Борис Акунин - Бох и Шельма (сборник)
Выскользнул Яшка наружу, подполз на четвереньках к белой кибитке. Распластался на земле, навострил слух.
Ничего внутри не молились, а разговаривали, по-татарски. От первой же фразы Шельму кинуло в холод.
– …Желтоглазый хитер и ловок, однако далеко вперед видеть не способен, – говорил мурза.
Это же у меня глаза желтые, вздрогнул Яшка. С кем он про меня? Зачем? Почему? Что я такое рядом с превеликим мурзой? И где Бох, там иль нет?
Дальше пошло непонятное.
– …Он привык доверяться моему совету, и будет делать, как я скажу. Поэтому его надо поддерживать. Хромой – сам себе голова, ничьих советов не слушает, однако с ним мы договоримся.
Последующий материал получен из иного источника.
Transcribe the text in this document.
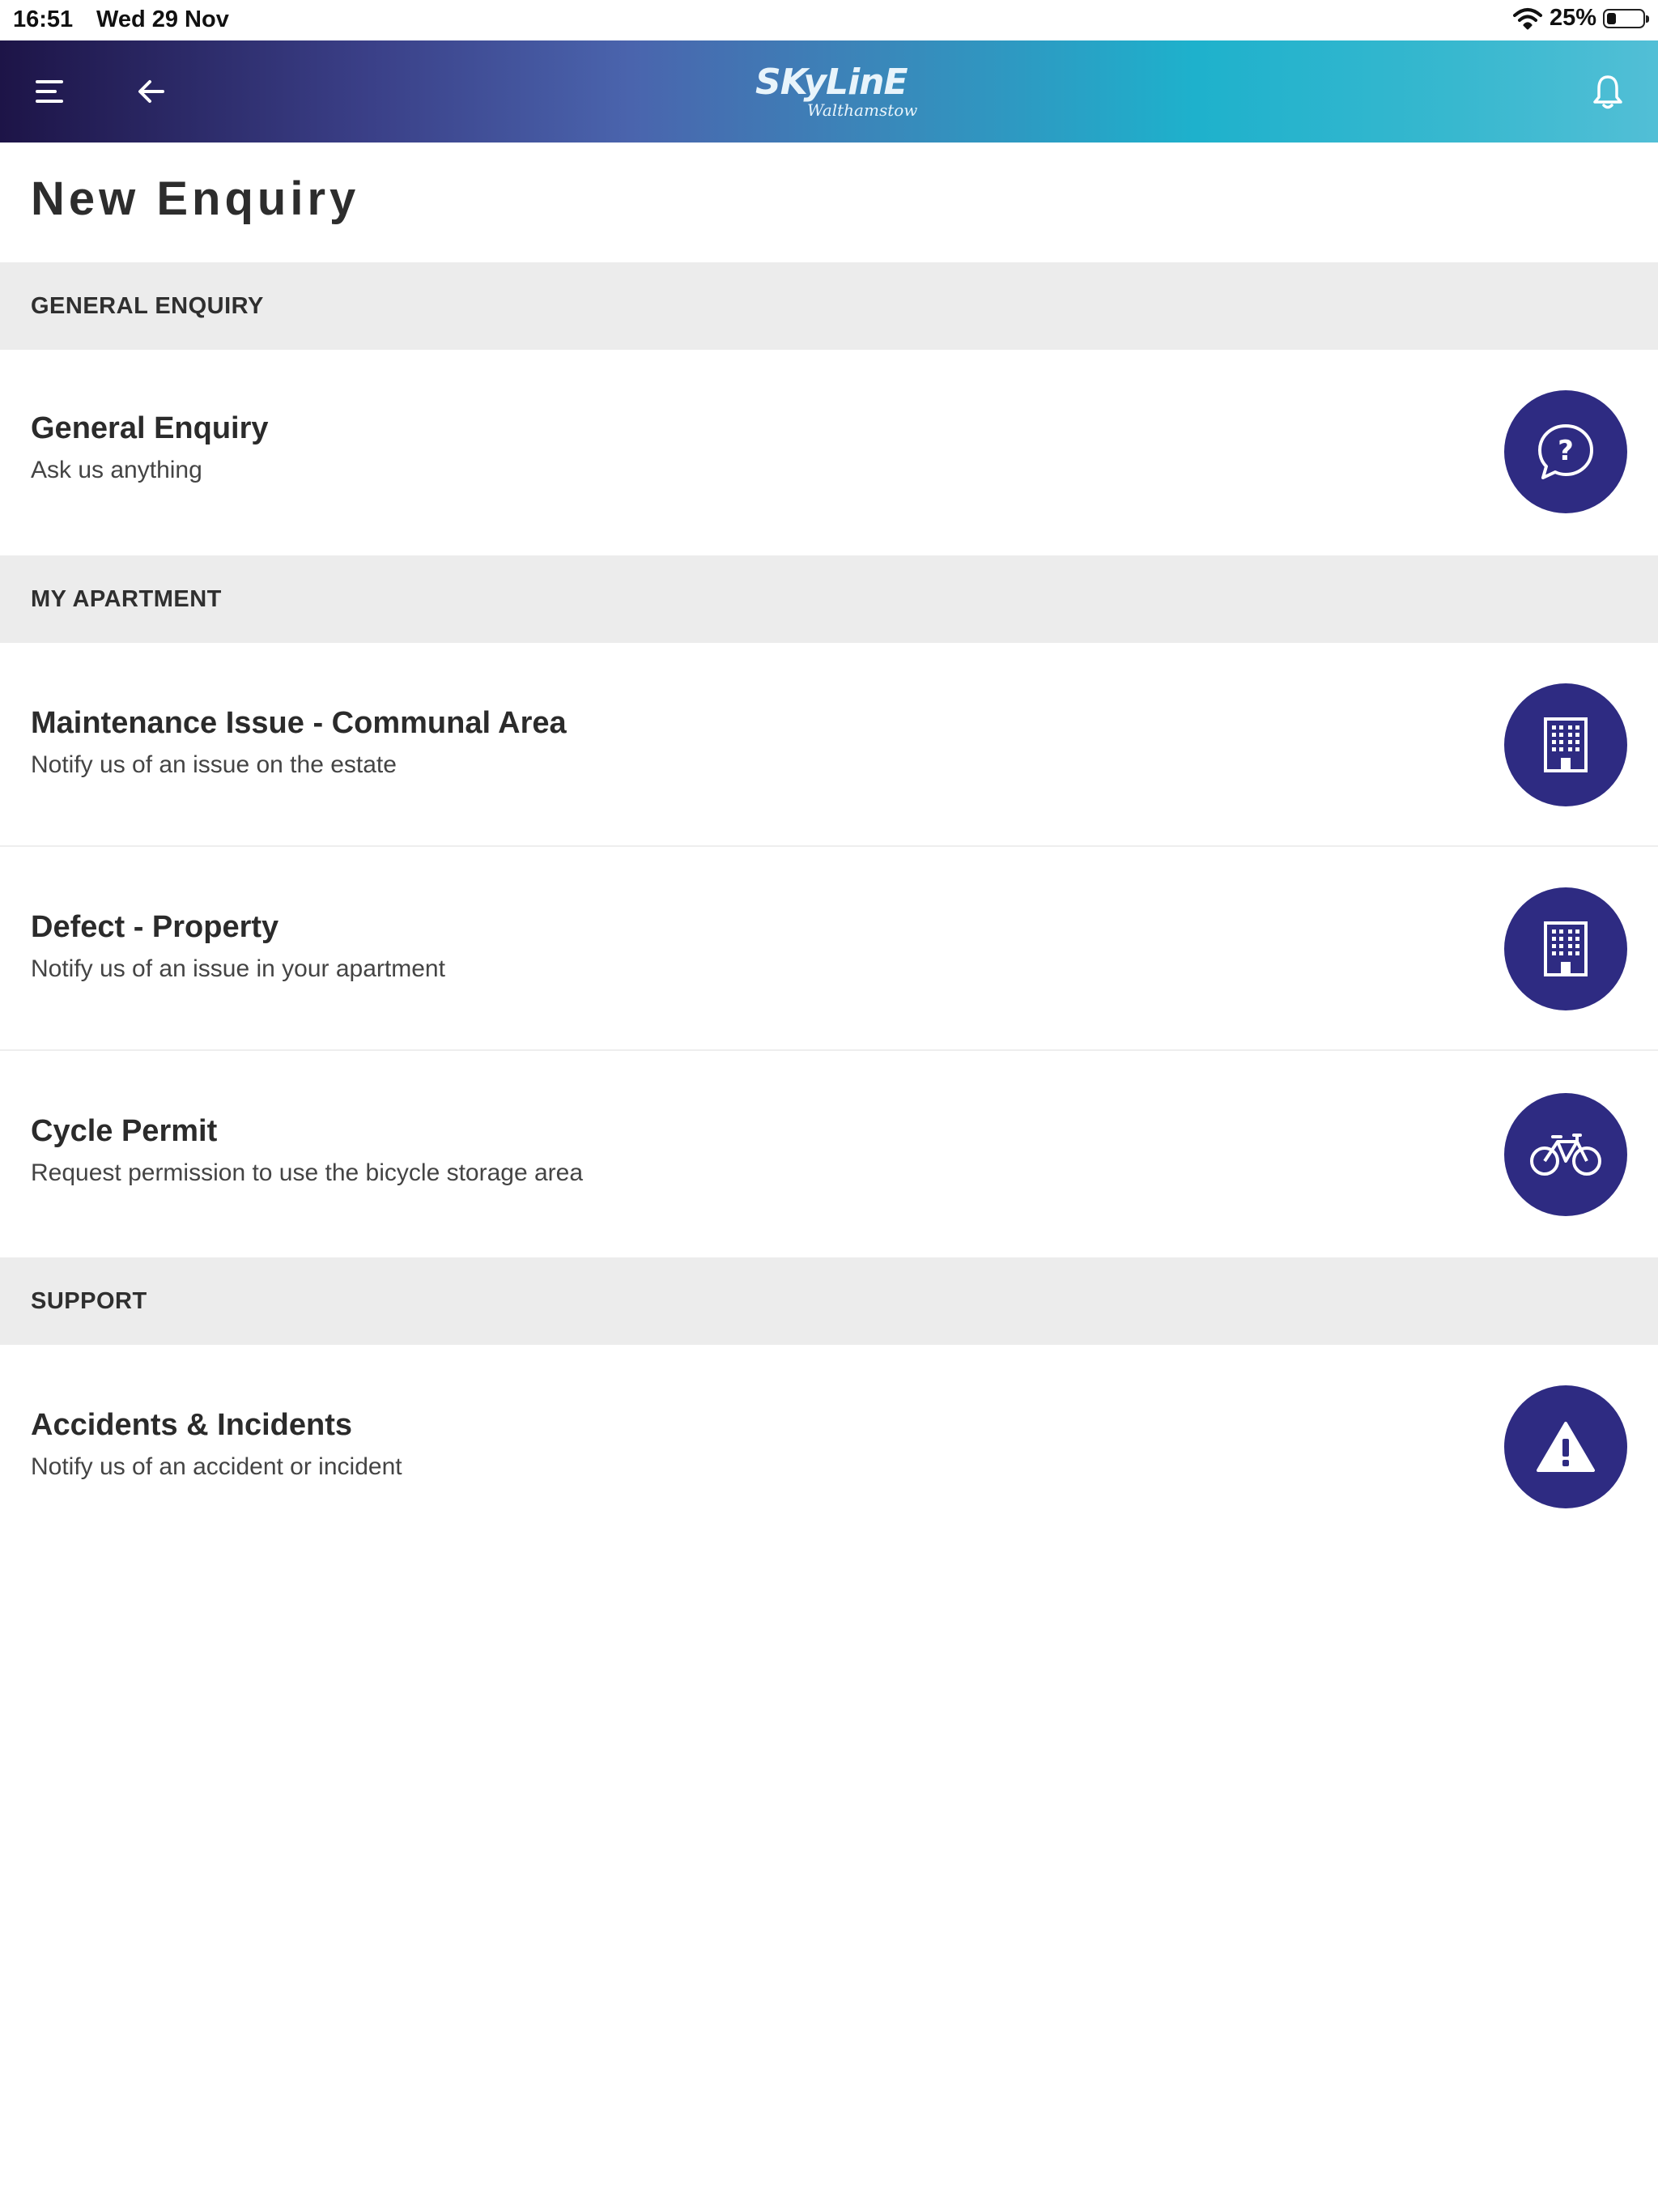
16:51 Wed 29 Nov	25%
SKyLinE
Walthamstow
New Enquiry
GENERAL ENQUIRY
General Enquiry
Ask us anything
?
MY APARTMENT
Maintenance Issue - Communal Area
Notify us of an issue on the estate
Defect - Property
Notify us of an issue in your apartment
Cycle Permit
Request permission to use the bicycle storage area
SUPPORT
Accidents & Incidents
Notify us of an accident or incident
Он понимает выгоду и, если можно получить ее без войны, за меч не возьмется. Самый опасный для торговли Тешлек. Задирист, упрям и любит звон стали.
«Хромой» – похоже, самаркандский властитель Тимур, начал соображать Яшка. «Тешлек» – турецкая порода ухватистых псов, которые если во что вцепятся своими зубищами, нипочем не отпустят. Должно быть, речь о свирепом Тохтамыше, хане Синей Орды. Тогда «желтоглазый» – никакой не Яшка, а Мамай, боле некому.
И сразу полегчало.
Но в следующий миг Шельма опять дернулся.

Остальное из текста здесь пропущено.